Workforce Management (WFM) software is critical to your call center operation

Workforce Management (WFM) software is critical to your call center operation

Workforce management (WFM) software is becoming more and more popular with companies that rely on efficient call center support. Call centers are the “front door” to your operation. Scheduling the right combination of people to match the peaks and valleys of customer calls is all about knowing how and when to schedule your greeters and helpers.

Schedulers are faced with balancing call handlers with times of high- and low-tempo activity, and even the most intuitive and experienced managers can see their schedule plans go awry. People call in sick, or you experience turnover because not enough attention is paid to employee scheduling preferences.

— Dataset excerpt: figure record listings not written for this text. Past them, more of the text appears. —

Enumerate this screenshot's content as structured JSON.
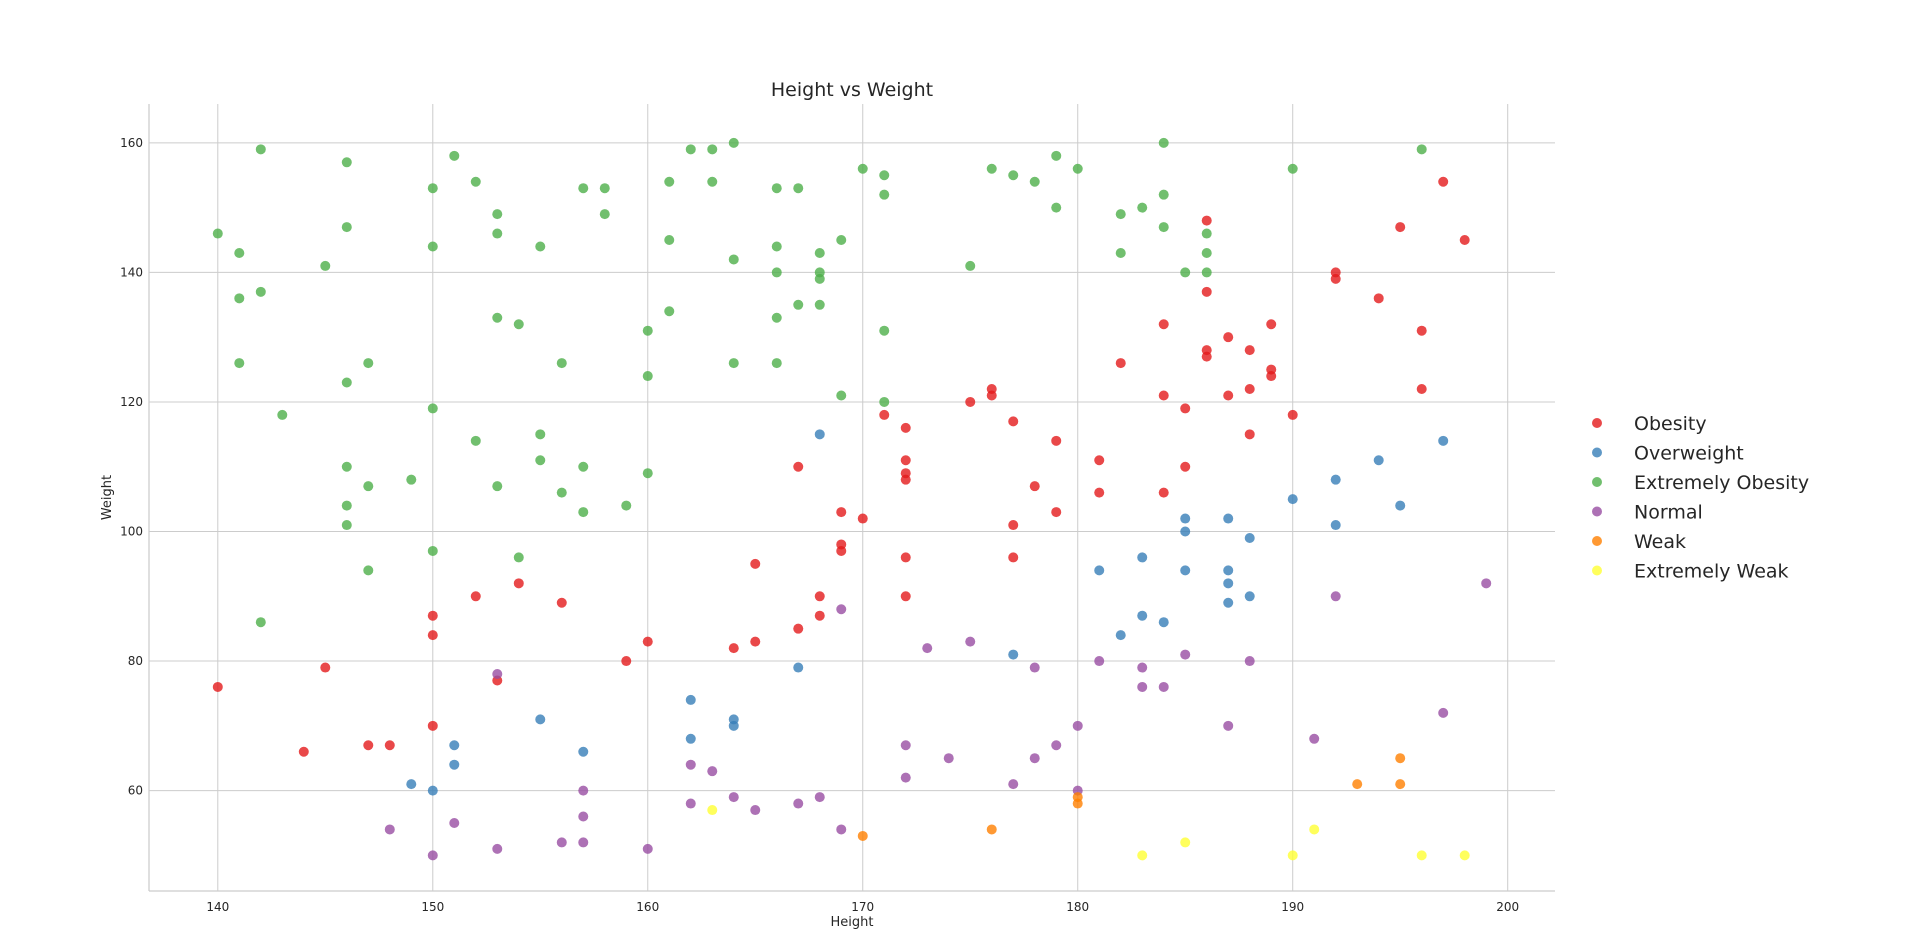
{
  "chart_data": {
    "type": "scatter",
    "title": "Height vs Weight",
    "xlabel": "Height",
    "ylabel": "Weight",
    "xlim": [
      136.8,
      202.2
    ],
    "ylim": [
      44.5,
      166
    ],
    "xticks": [
      140,
      150,
      160,
      170,
      180,
      190,
      200
    ],
    "yticks": [
      60,
      80,
      100,
      120,
      140,
      160
    ],
    "grid": true,
    "legend_position": "right",
    "series": [
      {
        "name": "Obesity",
        "color": "#e41a1c",
        "points": [
          [
            140,
            76
          ],
          [
            144,
            66
          ],
          [
            145,
            79
          ],
          [
            147,
            67
          ],
          [
            148,
            67
          ],
          [
            150,
            70
          ],
          [
            150,
            84
          ],
          [
            150,
            87
          ],
          [
            152,
            90
          ],
          [
            153,
            77
          ],
          [
            154,
            92
          ],
          [
            156,
            89
          ],
          [
            159,
            80
          ],
          [
            160,
            83
          ],
          [
            164,
            82
          ],
          [
            165,
            83
          ],
          [
            165,
            95
          ],
          [
            167,
            85
          ],
          [
            167,
            110
          ],
          [
            168,
            87
          ],
          [
            168,
            90
          ],
          [
            169,
            97
          ],
          [
            169,
            98
          ],
          [
            169,
            103
          ],
          [
            170,
            102
          ],
          [
            171,
            118
          ],
          [
            172,
            90
          ],
          [
            172,
            96
          ],
          [
            172,
            108
          ],
          [
            172,
            109
          ],
          [
            172,
            111
          ],
          [
            172,
            116
          ],
          [
            175,
            120
          ],
          [
            176,
            121
          ],
          [
            176,
            122
          ],
          [
            177,
            96
          ],
          [
            177,
            101
          ],
          [
            177,
            117
          ],
          [
            178,
            107
          ],
          [
            179,
            103
          ],
          [
            179,
            114
          ],
          [
            181,
            106
          ],
          [
            181,
            111
          ],
          [
            182,
            126
          ],
          [
            184,
            106
          ],
          [
            184,
            121
          ],
          [
            184,
            132
          ],
          [
            185,
            110
          ],
          [
            185,
            119
          ],
          [
            186,
            127
          ],
          [
            186,
            128
          ],
          [
            186,
            137
          ],
          [
            186,
            148
          ],
          [
            187,
            121
          ],
          [
            187,
            130
          ],
          [
            188,
            115
          ],
          [
            188,
            122
          ],
          [
            188,
            128
          ],
          [
            189,
            124
          ],
          [
            189,
            125
          ],
          [
            189,
            132
          ],
          [
            190,
            118
          ],
          [
            192,
            139
          ],
          [
            192,
            140
          ],
          [
            194,
            136
          ],
          [
            195,
            147
          ],
          [
            196,
            122
          ],
          [
            196,
            131
          ],
          [
            197,
            154
          ],
          [
            198,
            145
          ]
        ]
      },
      {
        "name": "Overweight",
        "color": "#377eb8",
        "points": [
          [
            149,
            61
          ],
          [
            150,
            60
          ],
          [
            151,
            64
          ],
          [
            151,
            67
          ],
          [
            155,
            71
          ],
          [
            157,
            66
          ],
          [
            162,
            68
          ],
          [
            162,
            74
          ],
          [
            164,
            70
          ],
          [
            164,
            71
          ],
          [
            167,
            79
          ],
          [
            168,
            115
          ],
          [
            177,
            81
          ],
          [
            181,
            94
          ],
          [
            182,
            84
          ],
          [
            183,
            87
          ],
          [
            183,
            96
          ],
          [
            184,
            86
          ],
          [
            185,
            94
          ],
          [
            185,
            100
          ],
          [
            185,
            102
          ],
          [
            187,
            89
          ],
          [
            187,
            92
          ],
          [
            187,
            94
          ],
          [
            187,
            102
          ],
          [
            188,
            90
          ],
          [
            188,
            99
          ],
          [
            190,
            105
          ],
          [
            192,
            101
          ],
          [
            192,
            108
          ],
          [
            194,
            111
          ],
          [
            195,
            104
          ],
          [
            197,
            114
          ]
        ]
      },
      {
        "name": "Extremely Obesity",
        "color": "#4daf4a",
        "points": [
          [
            140,
            146
          ],
          [
            141,
            126
          ],
          [
            141,
            136
          ],
          [
            141,
            143
          ],
          [
            142,
            86
          ],
          [
            142,
            137
          ],
          [
            142,
            159
          ],
          [
            143,
            118
          ],
          [
            145,
            141
          ],
          [
            146,
            101
          ],
          [
            146,
            104
          ],
          [
            146,
            110
          ],
          [
            146,
            123
          ],
          [
            146,
            147
          ],
          [
            146,
            157
          ],
          [
            147,
            94
          ],
          [
            147,
            107
          ],
          [
            147,
            126
          ],
          [
            149,
            108
          ],
          [
            150,
            97
          ],
          [
            150,
            119
          ],
          [
            150,
            144
          ],
          [
            150,
            153
          ],
          [
            151,
            158
          ],
          [
            152,
            114
          ],
          [
            152,
            154
          ],
          [
            153,
            107
          ],
          [
            153,
            133
          ],
          [
            153,
            146
          ],
          [
            153,
            149
          ],
          [
            154,
            96
          ],
          [
            154,
            132
          ],
          [
            155,
            111
          ],
          [
            155,
            115
          ],
          [
            155,
            144
          ],
          [
            156,
            106
          ],
          [
            156,
            126
          ],
          [
            157,
            103
          ],
          [
            157,
            110
          ],
          [
            157,
            153
          ],
          [
            158,
            149
          ],
          [
            158,
            153
          ],
          [
            159,
            104
          ],
          [
            160,
            109
          ],
          [
            160,
            124
          ],
          [
            160,
            131
          ],
          [
            161,
            134
          ],
          [
            161,
            145
          ],
          [
            161,
            154
          ],
          [
            162,
            159
          ],
          [
            163,
            154
          ],
          [
            163,
            159
          ],
          [
            164,
            126
          ],
          [
            164,
            142
          ],
          [
            164,
            160
          ],
          [
            166,
            126
          ],
          [
            166,
            133
          ],
          [
            166,
            140
          ],
          [
            166,
            144
          ],
          [
            166,
            153
          ],
          [
            167,
            135
          ],
          [
            167,
            153
          ],
          [
            168,
            135
          ],
          [
            168,
            139
          ],
          [
            168,
            140
          ],
          [
            168,
            143
          ],
          [
            169,
            121
          ],
          [
            169,
            145
          ],
          [
            170,
            156
          ],
          [
            171,
            120
          ],
          [
            171,
            131
          ],
          [
            171,
            152
          ],
          [
            171,
            155
          ],
          [
            175,
            141
          ],
          [
            176,
            156
          ],
          [
            177,
            155
          ],
          [
            178,
            154
          ],
          [
            179,
            150
          ],
          [
            179,
            158
          ],
          [
            180,
            156
          ],
          [
            182,
            143
          ],
          [
            182,
            149
          ],
          [
            183,
            150
          ],
          [
            184,
            147
          ],
          [
            184,
            152
          ],
          [
            184,
            160
          ],
          [
            185,
            140
          ],
          [
            186,
            140
          ],
          [
            186,
            143
          ],
          [
            186,
            146
          ],
          [
            190,
            156
          ],
          [
            196,
            159
          ]
        ]
      },
      {
        "name": "Normal",
        "color": "#984ea3",
        "points": [
          [
            148,
            54
          ],
          [
            150,
            50
          ],
          [
            151,
            55
          ],
          [
            153,
            51
          ],
          [
            153,
            78
          ],
          [
            156,
            52
          ],
          [
            157,
            52
          ],
          [
            157,
            56
          ],
          [
            157,
            60
          ],
          [
            160,
            51
          ],
          [
            162,
            58
          ],
          [
            162,
            64
          ],
          [
            163,
            63
          ],
          [
            164,
            59
          ],
          [
            165,
            57
          ],
          [
            167,
            58
          ],
          [
            168,
            59
          ],
          [
            169,
            54
          ],
          [
            169,
            88
          ],
          [
            172,
            62
          ],
          [
            172,
            67
          ],
          [
            173,
            82
          ],
          [
            174,
            65
          ],
          [
            175,
            83
          ],
          [
            177,
            61
          ],
          [
            178,
            65
          ],
          [
            178,
            79
          ],
          [
            179,
            67
          ],
          [
            180,
            60
          ],
          [
            180,
            70
          ],
          [
            181,
            80
          ],
          [
            183,
            76
          ],
          [
            183,
            79
          ],
          [
            184,
            76
          ],
          [
            185,
            81
          ],
          [
            187,
            70
          ],
          [
            188,
            80
          ],
          [
            191,
            68
          ],
          [
            192,
            90
          ],
          [
            197,
            72
          ],
          [
            199,
            92
          ]
        ]
      },
      {
        "name": "Weak",
        "color": "#ff7f00",
        "points": [
          [
            170,
            53
          ],
          [
            176,
            54
          ],
          [
            180,
            58
          ],
          [
            180,
            59
          ],
          [
            193,
            61
          ],
          [
            195,
            61
          ],
          [
            195,
            65
          ]
        ]
      },
      {
        "name": "Extremely Weak",
        "color": "#ffff33",
        "points": [
          [
            163,
            57
          ],
          [
            183,
            50
          ],
          [
            185,
            52
          ],
          [
            190,
            50
          ],
          [
            191,
            54
          ],
          [
            196,
            50
          ],
          [
            198,
            50
          ]
        ]
      }
    ]
  }
}
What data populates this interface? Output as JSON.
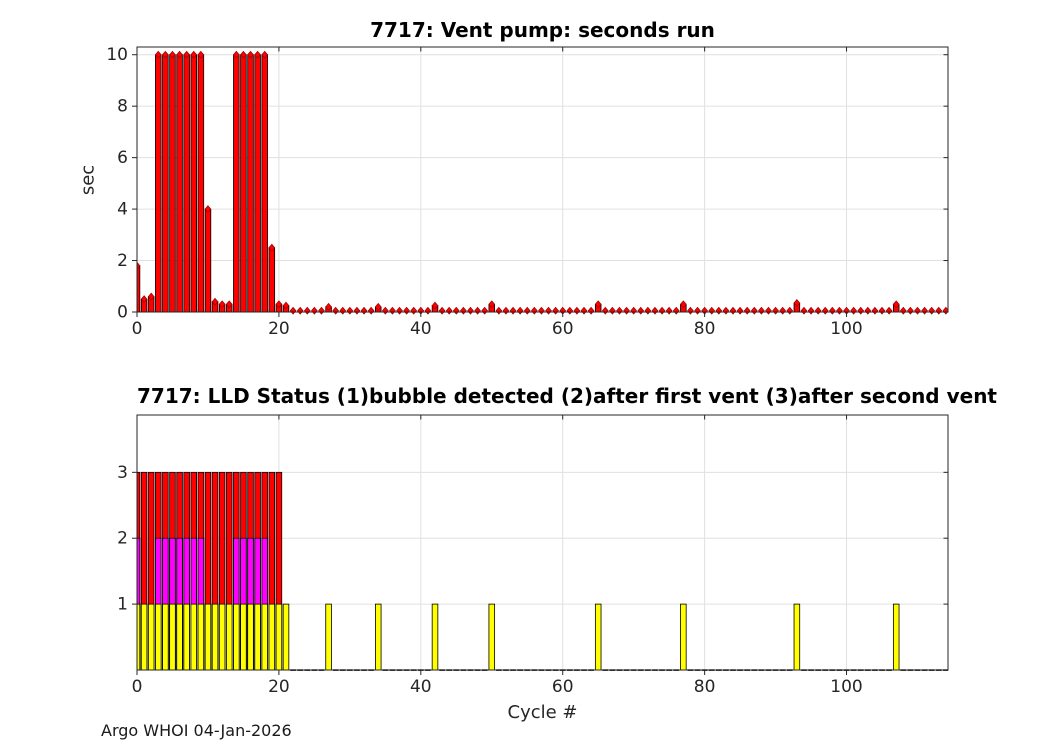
{
  "figure": {
    "footer": "Argo WHOI 04-Jan-2026",
    "background": "#FFFFFF"
  },
  "colors": {
    "bar_red": "#FF0000",
    "bar_magenta": "#FF00FF",
    "bar_yellow": "#FFFF00",
    "bar_edge": "#000000",
    "marker_fill": "#FF0000",
    "marker_edge": "#990000",
    "grid": "#E0E0E0",
    "axis": "#262626",
    "tick_label": "#262626"
  },
  "chart_data": [
    {
      "type": "bar",
      "title": "7717: Vent pump: seconds run",
      "ylabel": "sec",
      "xlabel": "",
      "x_range": [
        0,
        114
      ],
      "xlim": [
        0,
        114.3
      ],
      "ylim": [
        0,
        10.3
      ],
      "xticks": [
        0,
        20,
        40,
        60,
        80,
        100
      ],
      "yticks": [
        0,
        2,
        4,
        6,
        8,
        10
      ],
      "grid": "on",
      "marker": "diamond",
      "values": [
        1.8,
        0.5,
        0.6,
        10,
        10,
        10,
        10,
        10,
        10,
        10,
        4,
        0.4,
        0.3,
        0.3,
        10,
        10,
        10,
        10,
        10,
        2.5,
        0.3,
        0.25,
        0.05,
        0.05,
        0.05,
        0.05,
        0.05,
        0.2,
        0.05,
        0.05,
        0.05,
        0.05,
        0.05,
        0.05,
        0.2,
        0.05,
        0.05,
        0.05,
        0.05,
        0.05,
        0.05,
        0.05,
        0.25,
        0.05,
        0.05,
        0.05,
        0.05,
        0.05,
        0.05,
        0.05,
        0.3,
        0.05,
        0.05,
        0.05,
        0.05,
        0.05,
        0.05,
        0.05,
        0.05,
        0.05,
        0.05,
        0.05,
        0.05,
        0.05,
        0.05,
        0.3,
        0.05,
        0.05,
        0.05,
        0.05,
        0.05,
        0.05,
        0.05,
        0.05,
        0.05,
        0.05,
        0.05,
        0.3,
        0.05,
        0.05,
        0.05,
        0.05,
        0.05,
        0.05,
        0.05,
        0.05,
        0.05,
        0.05,
        0.05,
        0.05,
        0.05,
        0.05,
        0.05,
        0.35,
        0.05,
        0.05,
        0.05,
        0.05,
        0.05,
        0.05,
        0.05,
        0.05,
        0.05,
        0.05,
        0.05,
        0.05,
        0.05,
        0.3,
        0.05,
        0.05,
        0.05,
        0.05,
        0.05,
        0.05,
        0.05
      ]
    },
    {
      "type": "bar-overlay",
      "title": "7717: LLD Status   (1)bubble detected   (2)after first vent  (3)after second vent",
      "ylabel": "",
      "xlabel": "Cycle #",
      "x_range": [
        0,
        114
      ],
      "xlim": [
        0,
        114.3
      ],
      "ylim": [
        0,
        3.87
      ],
      "xticks": [
        0,
        20,
        40,
        60,
        80,
        100
      ],
      "yticks": [
        1,
        2,
        3
      ],
      "grid": "on",
      "series": [
        {
          "name": "after second vent (3)",
          "color": "#FF0000",
          "height": 3,
          "cycles": [
            0,
            1,
            2,
            3,
            4,
            5,
            6,
            7,
            8,
            9,
            10,
            11,
            12,
            13,
            14,
            15,
            16,
            17,
            18,
            19,
            20
          ]
        },
        {
          "name": "after first vent (2)",
          "color": "#FF00FF",
          "height": 2,
          "cycles": [
            0,
            3,
            4,
            5,
            6,
            7,
            8,
            9,
            14,
            15,
            16,
            17,
            18
          ]
        },
        {
          "name": "bubble detected (1)",
          "color": "#FFFF00",
          "height": 1,
          "cycles": [
            0,
            1,
            2,
            3,
            4,
            5,
            6,
            7,
            8,
            9,
            10,
            11,
            12,
            13,
            14,
            15,
            16,
            17,
            18,
            19,
            20,
            21,
            27,
            34,
            42,
            50,
            65,
            77,
            93,
            107
          ]
        }
      ]
    }
  ]
}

Maybe a particular shift has a higher call-waiting ratio with a lower efficiency rate. The press of just keeping things going prevents managers from attending to the problems that are both the cause of and are caused by inefficient scheduling.

WFM takes the pressure off

WFM software gets to the heart of the scheduling challenge because it factors in the quantitative judgments based on, among other things, past call center tempo and analyzing data that goes back several years. The resulting scheduling solution quickly becomes indispensable, if only because it preserves the sanity of the person responsible for the work schedule.

What if…?

Another great feature of WFM software is its ability to forecast scenarios and suggest solutions based on normal, worst- and best-case conditions.  For example, what if you were able to shave a full 30 seconds off the average customer call? How would that affect staffing demands?

Monitoring performance

And while you’re forecasting the what-ifs, with WFM software you can track the performance of your call center staff, and, as the saying goes, “keep honest people honest.” Whatever your measurable performance standards are, the standards can be tracked and outcomes can be reported and analyzed as yet another ingredient of your effective call center operation and maintain your competitive edge.

ROI – How it pays for itself

In French “ROI” means “king.” In business ROI – return on investment – reigns as the prime mover in adding a cost of doing business. WFM software begins paying for itself immediately, because:

  • It ensures your people are on the job just when they are needed. They know their performance is being monitored, not by a nosy, intrusive boss, but by a relentless system that does not play favorites.
  • You reduce payroll costs. More efficient scheduling = less unforeseen overtime.
  • Your management costs go down because the system WFM software does the “grunt work” in calculating the factors that go into the decisions on scheduling, training and keeping the call center agile and responsive.
  • As work scheduling and performance monitoring becomes more efficient and fair, employee confidence and loyalty increase in inverse proportion to your previous turnover.

There’s more…

WFM software has other nifty features that include so-called “interday management,” which provides a real-time analysis of call center activity. Dial it up and see how the best-laid call-center scheduling plans are actually working out as the business day proceeds.